Елена Басманова
КРЕЩЕНСКИЙ АПЕЛЬСИН
Глава 1
Легкий аромат апельсина заставил Самсона вынырнуть из задумчивости. Он оторвался от унылого российского пейзажа, проносящегося за окнами вагона курьерского поезда Москва – Санкт-Петербург, и повернул голову направо. В полуметре от него стоял волоокий мужчина с сигарой в руке, источавший тонкий, тревожный, волнующий запах. Юному провинциалу еще не случалось встречать в своей жизни мужчин, пахнущих апельсинами. А этот, в костюме из темно-синего шевиота, был еще и очень элегантен: жилет в размытую темную полоску, в тон удлиненному пиджаку, ловко обрисовывающему талию и покатые плечи, высокий воротник, жемчужная булавка в галстуке плотного шелка.

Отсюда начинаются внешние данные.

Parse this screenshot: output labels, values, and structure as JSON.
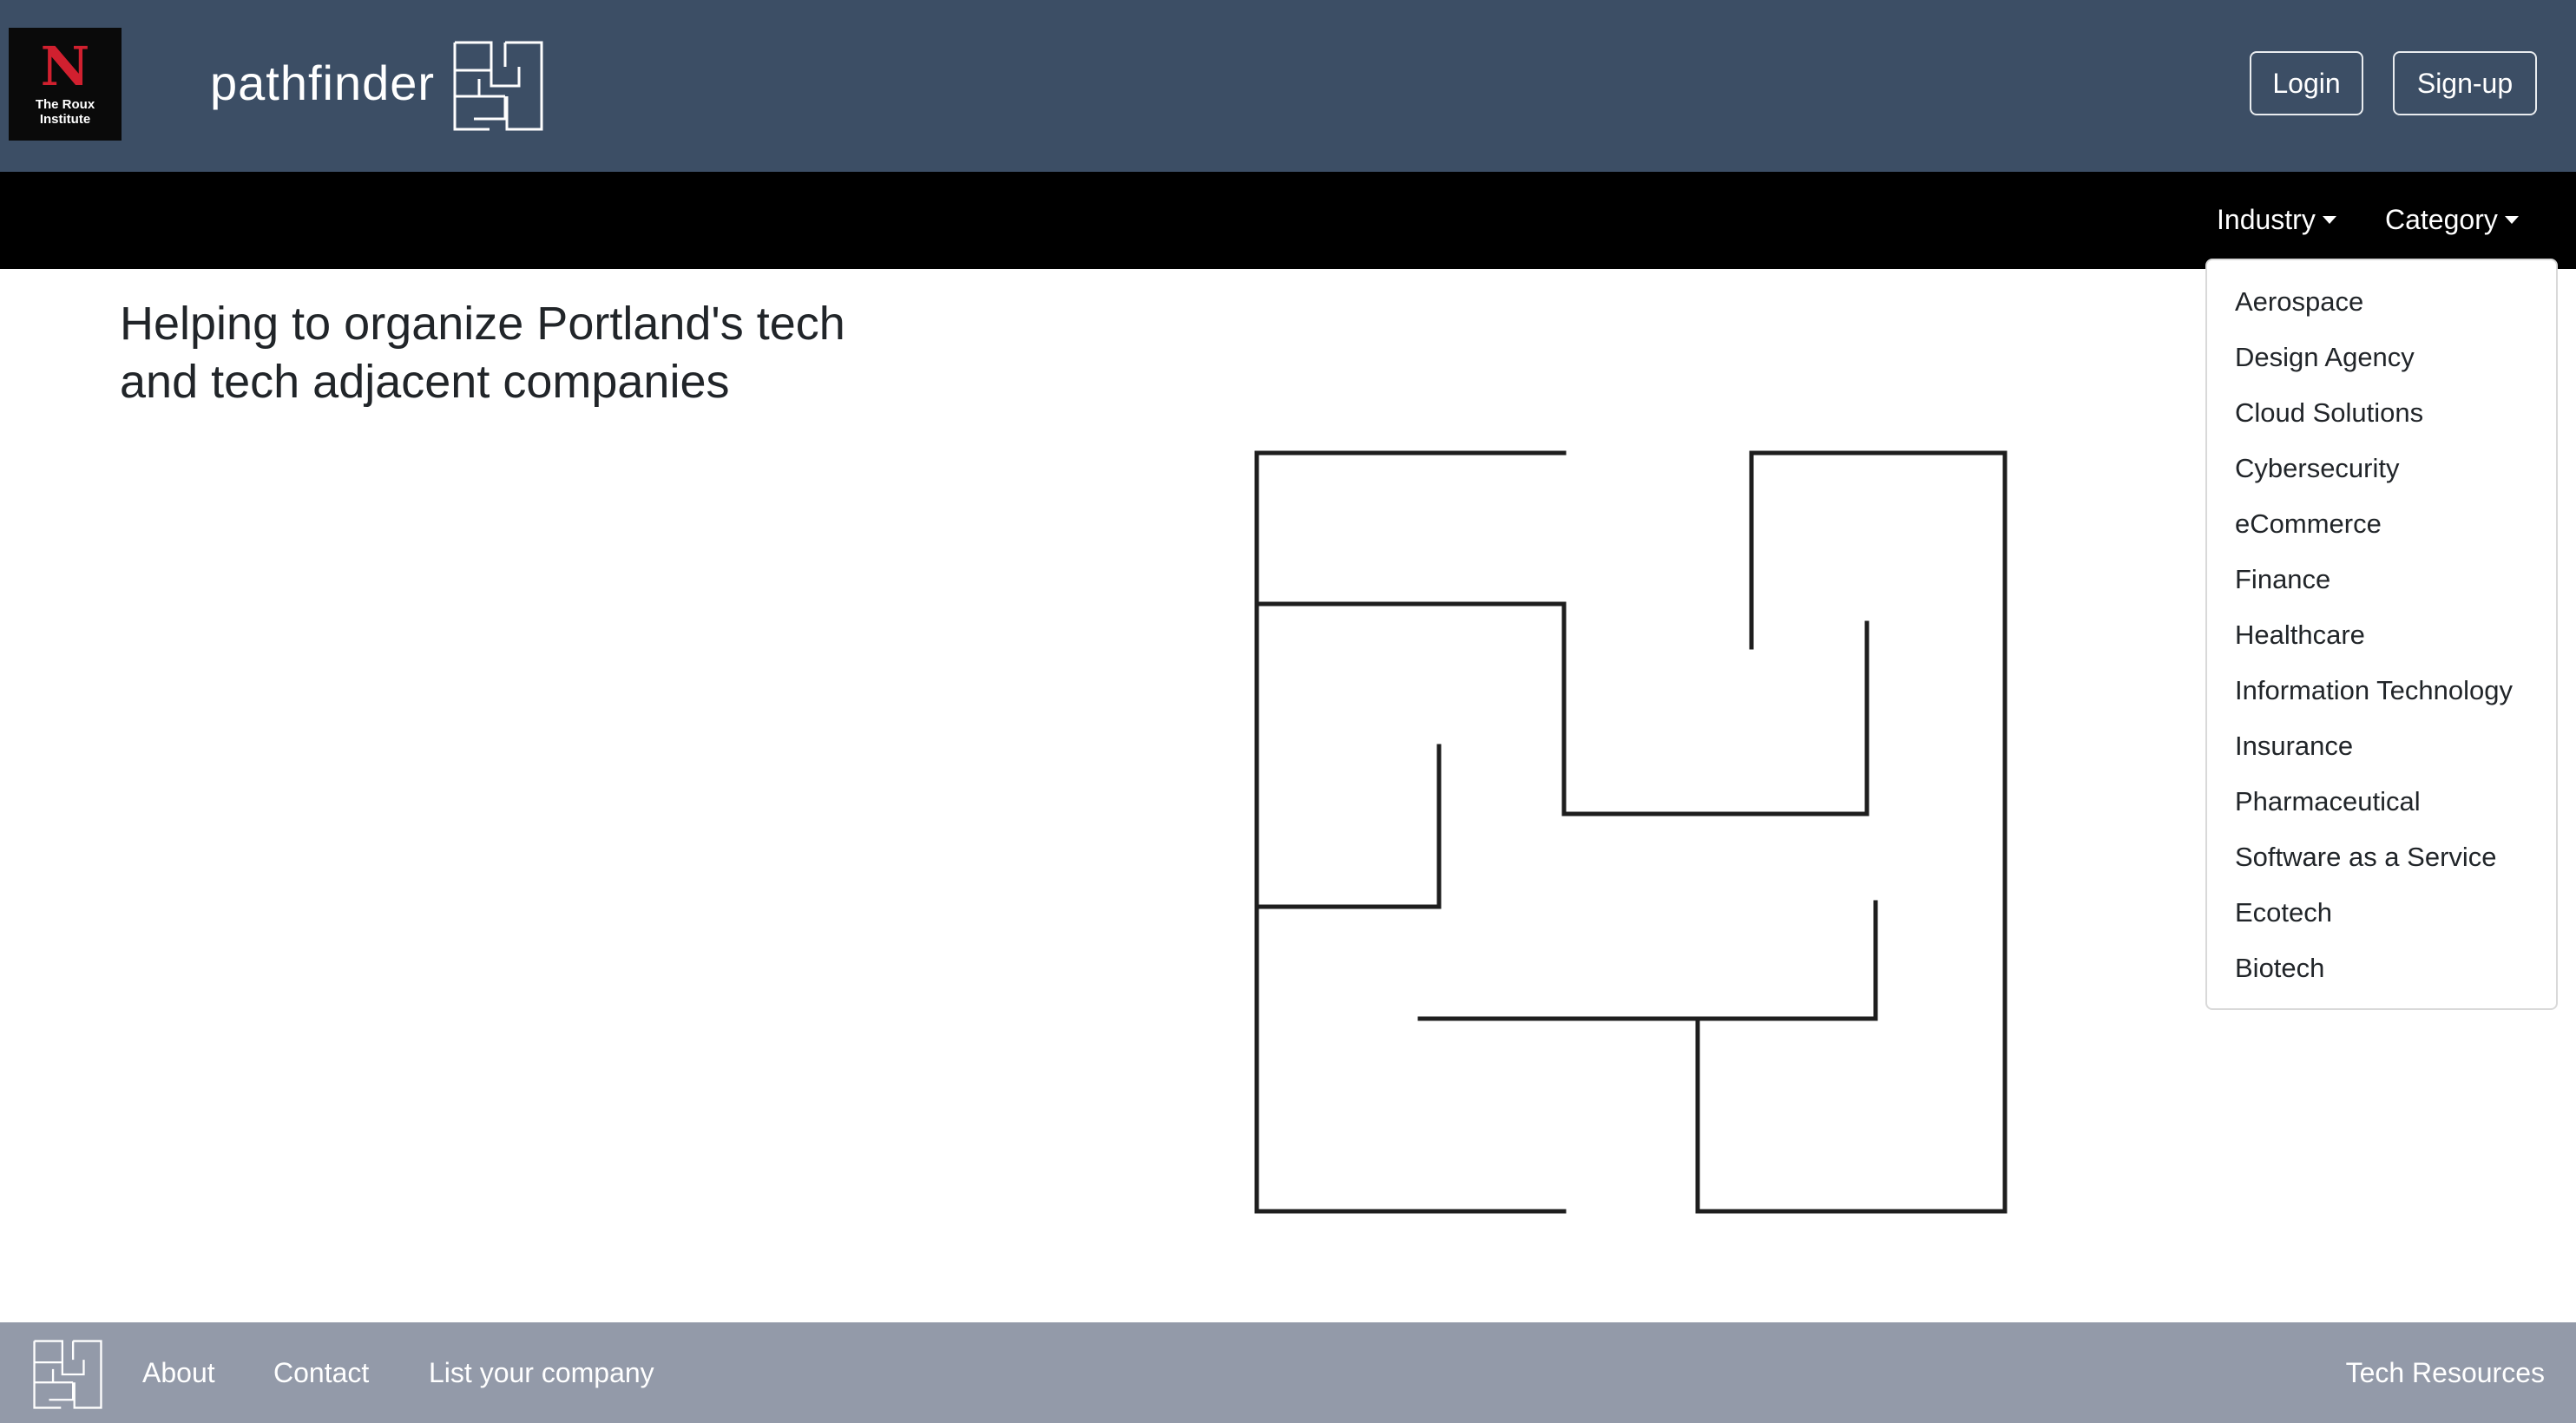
{
  "header": {
    "org_logo_text_line1": "The Roux",
    "org_logo_text_line2": "Institute",
    "org_logo_letter": "N",
    "brand_name": "pathfinder",
    "login_label": "Login",
    "signup_label": "Sign-up",
    "background_color": "#3c4e65"
  },
  "nav": {
    "industry_label": "Industry",
    "category_label": "Category",
    "background_color": "#000000"
  },
  "dropdown": {
    "open_menu": "Industry",
    "items": [
      "Aerospace",
      "Design Agency",
      "Cloud Solutions",
      "Cybersecurity",
      "eCommerce",
      "Finance",
      "Healthcare",
      "Information Technology",
      "Insurance",
      "Pharmaceutical",
      "Software as a Service",
      "Ecotech",
      "Biotech"
    ]
  },
  "main": {
    "title": "Helping to organize Portland's tech and tech adjacent companies",
    "illustration": "maze-icon"
  },
  "footer": {
    "about_label": "About",
    "contact_label": "Contact",
    "list_company_label": "List your company",
    "tech_resources_label": "Tech Resources",
    "background_color": "#939aa9"
  }
}
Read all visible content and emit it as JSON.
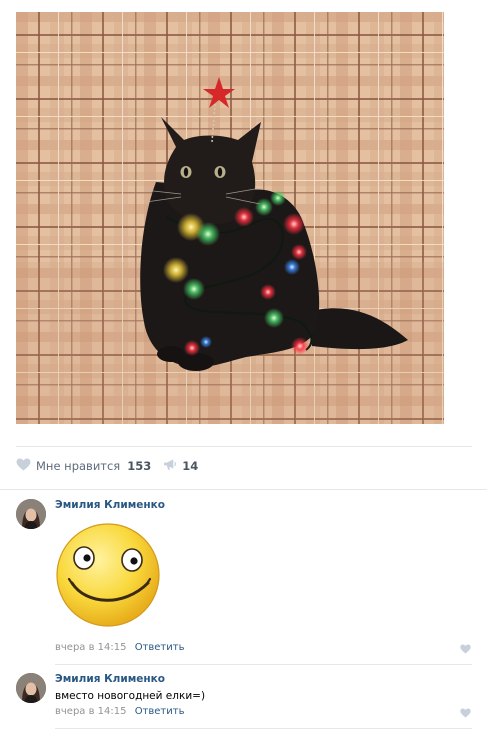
{
  "post": {
    "likes": {
      "label": "Мне нравится",
      "count": "153"
    },
    "shares": {
      "count": "14"
    }
  },
  "comments": [
    {
      "author": "Эмилия Клименко",
      "text": "",
      "sticker": "smiley-face",
      "date": "вчера в 14:15",
      "reply_label": "Ответить"
    },
    {
      "author": "Эмилия Клименко",
      "text": "вместо новогодней елки=)",
      "date": "вчера в 14:15",
      "reply_label": "Ответить"
    }
  ],
  "icons": {
    "like": "heart-icon",
    "share": "megaphone-icon",
    "comment_like": "heart-icon"
  },
  "colors": {
    "link": "#2a5885",
    "muted": "#939393",
    "separator": "#e7e8ec",
    "sticker_face": "#f9d83c"
  }
}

– Простите, – раздался мягкий баритон попутчика, и улыбка обнажила ровные, белоснежные зубы, не затененные аккуратно уложенными с помощью фиксатора короткими каштановыми усами. – Я вам не помешал?
Самсон разомкнул пересохшие губы и застенчиво улыбнулся в ответ. Он и сам толком не знал, помешал ему попутчик или нет: как и всем девятнадцатилетним юношам, ему хотелось одновременно и одиночества, и общения. Однако сейчас он больше всего опасался показаться в глазах столичного щеголя невежей.
– Нет, нисколько, – ответил он, – я просто волнуюсь. Впервые увижу столицу.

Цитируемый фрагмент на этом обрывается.